Speaking at the divers’ memorial site in Plaisance Park, near Pointe-a-Pierre, Jackman said other accidents at the Paria facilities were swept under the carpet since Petrotrin’s closure in 2018 because the union no longer had oversight.
Despite several recommendations made in the CoE report, he said as far as he was aware, the only measure implemented by the company was the establishment of a committee to assess the risk of diving.
“We currently have within Paria, persons who do not meet the full requirements for their job positions. We currently have working within Paria, persons who are supposed to have a certain degree of marine training so they could identify hazards and risks on the port.”
While the national focus was on the incident involving the divers, he said, there were other workers injured on that site and exposed to fires and explosions.

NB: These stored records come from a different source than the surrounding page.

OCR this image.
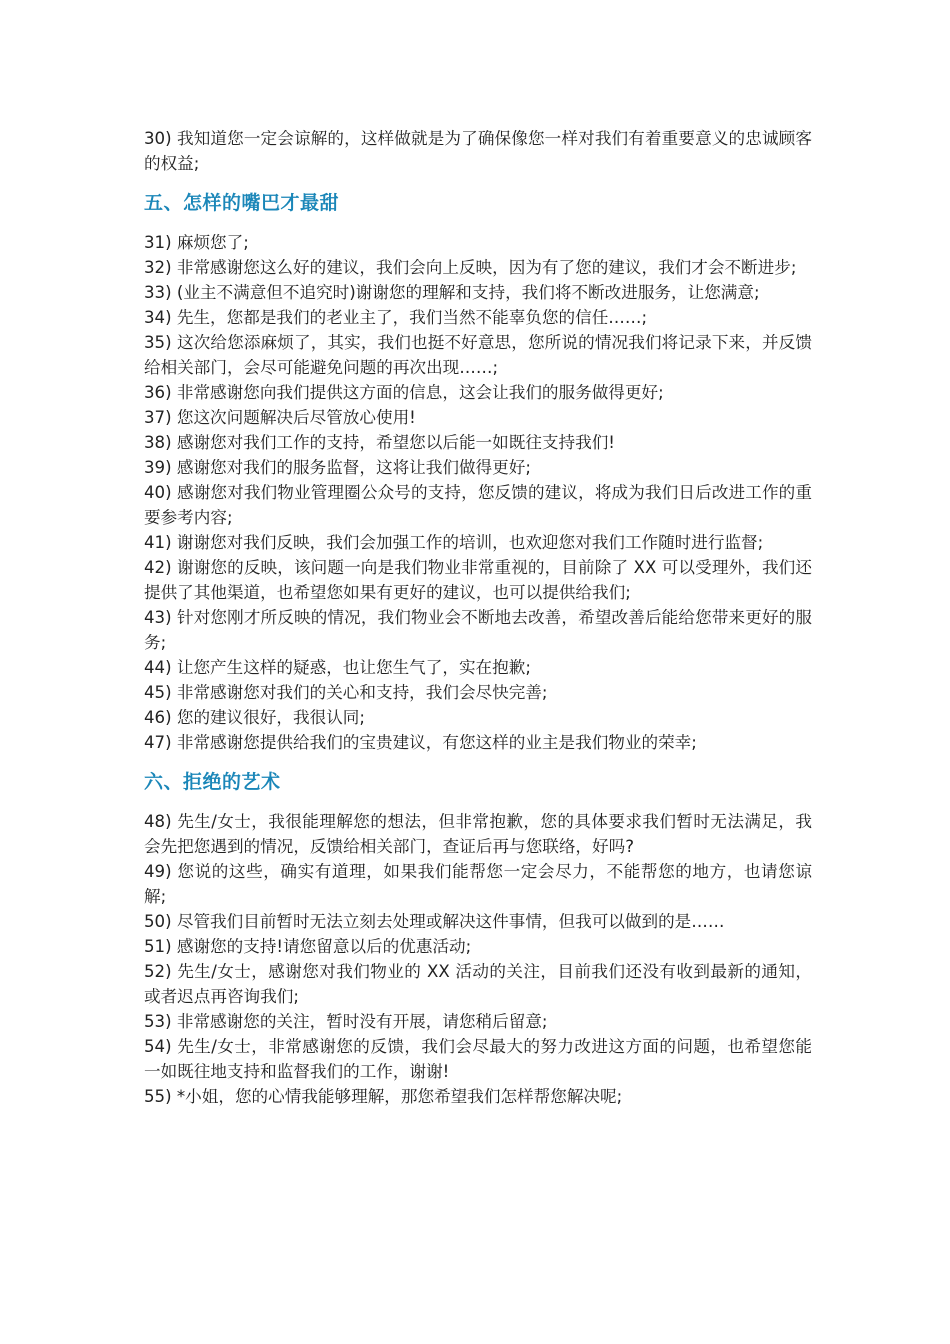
30) 我知道您一定会谅解的，这样做就是为了确保像您一样对我们有着重要意义的忠诚顾客的权益;

五、怎样的嘴巴才最甜

31) 麻烦您了;

32) 非常感谢您这么好的建议，我们会向上反映，因为有了您的建议，我们才会不断进步;

33) (业主不满意但不追究时)谢谢您的理解和支持，我们将不断改进服务，让您满意;

34) 先生，您都是我们的老业主了，我们当然不能辜负您的信任……;

35) 这次给您添麻烦了，其实，我们也挺不好意思，您所说的情况我们将记录下来，并反馈给相关部门，会尽可能避免问题的再次出现……;

36) 非常感谢您向我们提供这方面的信息，这会让我们的服务做得更好;

37) 您这次问题解决后尽管放心使用!

38) 感谢您对我们工作的支持，希望您以后能一如既往支持我们!

39) 感谢您对我们的服务监督，这将让我们做得更好;

40) 感谢您对我们物业管理圈公众号的支持，您反馈的建议，将成为我们日后改进工作的重要参考内容;

41) 谢谢您对我们反映，我们会加强工作的培训，也欢迎您对我们工作随时进行监督;

42) 谢谢您的反映，该问题一向是我们物业非常重视的，目前除了 XX 可以受理外，我们还提供了其他渠道，也希望您如果有更好的建议，也可以提供给我们;

43) 针对您刚才所反映的情况，我们物业会不断地去改善，希望改善后能给您带来更好的服务;

44) 让您产生这样的疑惑，也让您生气了，实在抱歉;

45) 非常感谢您对我们的关心和支持，我们会尽快完善;

46) 您的建议很好，我很认同;

47) 非常感谢您提供给我们的宝贵建议，有您这样的业主是我们物业的荣幸;

六、拒绝的艺术

48) 先生/女士，我很能理解您的想法，但非常抱歉，您的具体要求我们暂时无法满足，我会先把您遇到的情况，反馈给相关部门，查证后再与您联络，好吗?

49) 您说的这些，确实有道理，如果我们能帮您一定会尽力，不能帮您的地方，也请您谅解;

50) 尽管我们目前暂时无法立刻去处理或解决这件事情，但我可以做到的是……

51) 感谢您的支持!请您留意以后的优惠活动;

52) 先生/女士，感谢您对我们物业的 XX 活动的关注，目前我们还没有收到最新的通知，或者迟点再咨询我们;

53) 非常感谢您的关注，暂时没有开展，请您稍后留意;

54) 先生/女士，非常感谢您的反馈，我们会尽最大的努力改进这方面的问题，也希望您能一如既往地支持和监督我们的工作，谢谢!

55) *小姐，您的心情我能够理解，那您希望我们怎样帮您解决呢;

He claimed that before the incident with the divers, another worker’s foot was severed after a pipeline fell on it.
Had this been highlighted, he said, the union would have intervened and perhaps prevented the tragedy that claimed the divers’ lives.

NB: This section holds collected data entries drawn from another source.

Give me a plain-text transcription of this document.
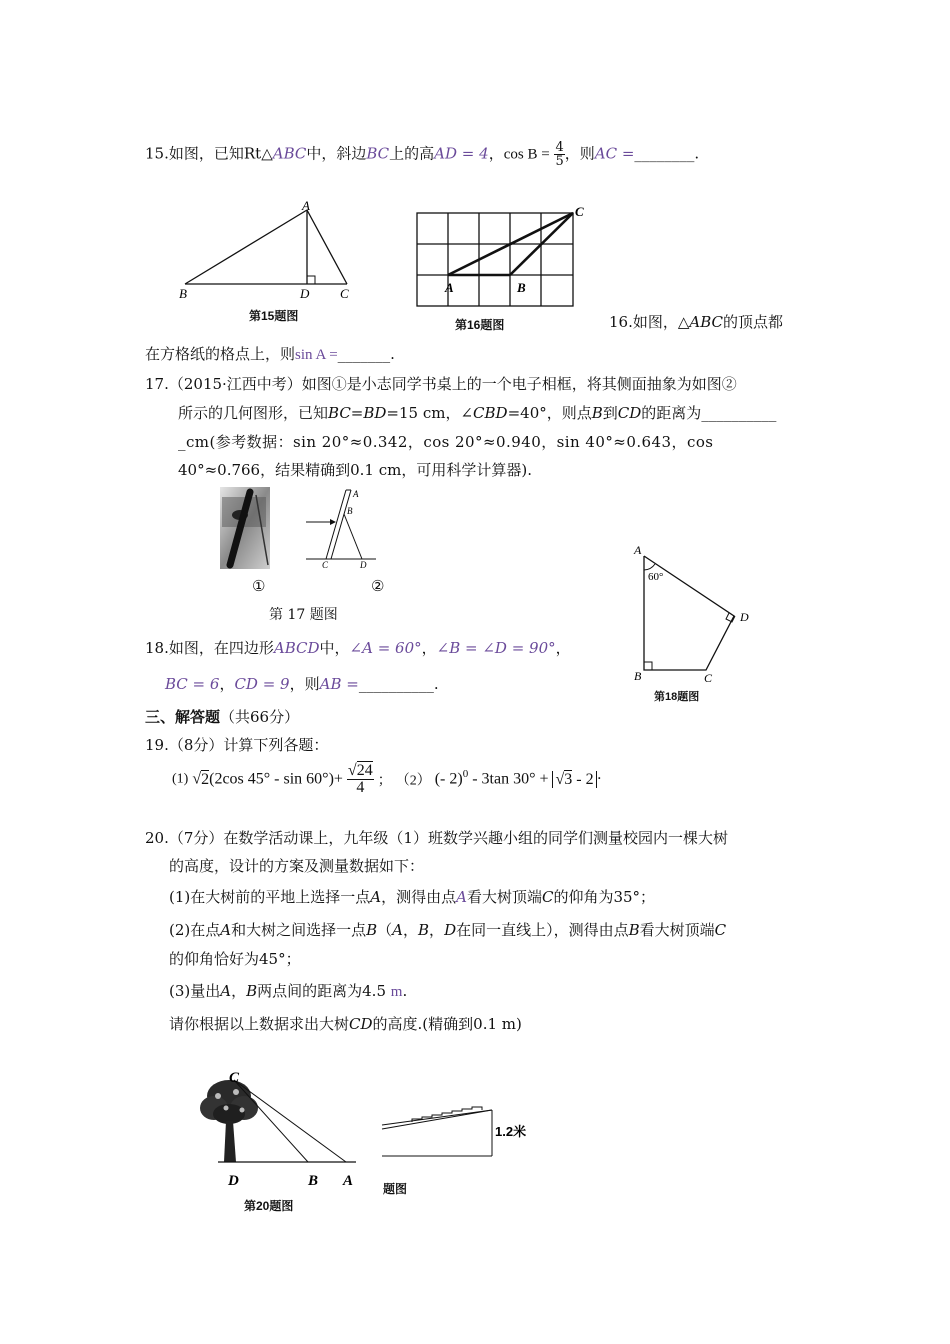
15.如图，已知Rt△ABC中，斜边BC上的高AD = 4，$\cos B = \frac{4}{5}$ ，则AC =________.
A
B	D C
第15题图
A	B
C
第16题图	16.如图，△ABC的顶点都
在方格纸的格点上，则sin A =_______.
17.（2015·江西中考）如图①是小志同学书桌上的一个电子相框，将其侧面抽象为如图②
所示的几何图形，已知BC=BD=15 cm，∠CBD=40°，则点B到CD的距离为__________
_cm(参考数据：sin 20°≈0.342，cos 20°≈0.940，sin 40°≈0.643，cos
40°≈0.766，结果精确到0.1 cm，可用科学计算器).
①
A
B
C	D
②
第 17 题图
A
60°
D
B	C
第18题图
18.如图，在四边形ABCD中，∠A = 60°，∠B = ∠D = 90°，
BC = 6，CD = 9，则AB =__________.
三、解答题（共66分）
19.（8分）计算下列各题：
(1) √2(2cos $45^\circ - \sin 60^\circ)+ \frac{√24}{4}$ ； （2） (- 2)$^0$ - 3tan 30° + √3 - 2 ·
20.（7分）在数学活动课上，九年级（1）班数学兴趣小组的同学们测量校园内一棵大树
的高度，设计的方案及测量数据如下：
(1)在大树前的平地上选择一点A，测得由点A看大树顶端C的仰角为35°；
(2)在点A和大树之间选择一点B（A，B，D在同一直线上），测得由点B看大树顶端C
的仰角恰好为45°；
(3)量出A，B两点间的距离为4.5 m.
请你根据以上数据求出大树CD的高度.(精确到0.1 m)
C
D	B A
第20题图
1.2米
题图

Claiming that there were unqualified employees holding leadership positions who were putting workers’ lives at risk and operations, he said, “We are calling on Paria to identify persons, especially who are working in these high-risk areas in the port, identify persons who are not qualified for the positions they hold and remove them from office. Put somebody there who is qualified and aware of the risk so that this (divers’ deaths) does not happen again.”
Jackman also reminded the public that on Wednesday, Paria’s operations manager Colin Piper and general manager Mushtaq Mohammed, as well as LMCS owner Kazim Ali Snr, are expected to answer criminal charges under the Occupational Safety and Health Act.
Jackman, however, said the families were still waiting for justice and compensation.
Joined by the divers’ families and friends, Jackman burned photos of Piper, Mohammed, Prime Minister Dr Keith Rowley and Energy Minister Stuart Young.
LMCS divers Kazim Ali Jnr, Yusuf Henry, Fyzal Kurban, Rishi Nagassar and Christopher Boodram were conducting maintenance work in a hyperbaric chamber at Paria’s No 36 Saline riser on Berth 6 off Pointe-a-Pierre on February 25, 2022, when they were sucked into a 30-inch pipeline during a Delta P event. Boodram was the lone survivor.
Paria could not be reached for comment yesterday.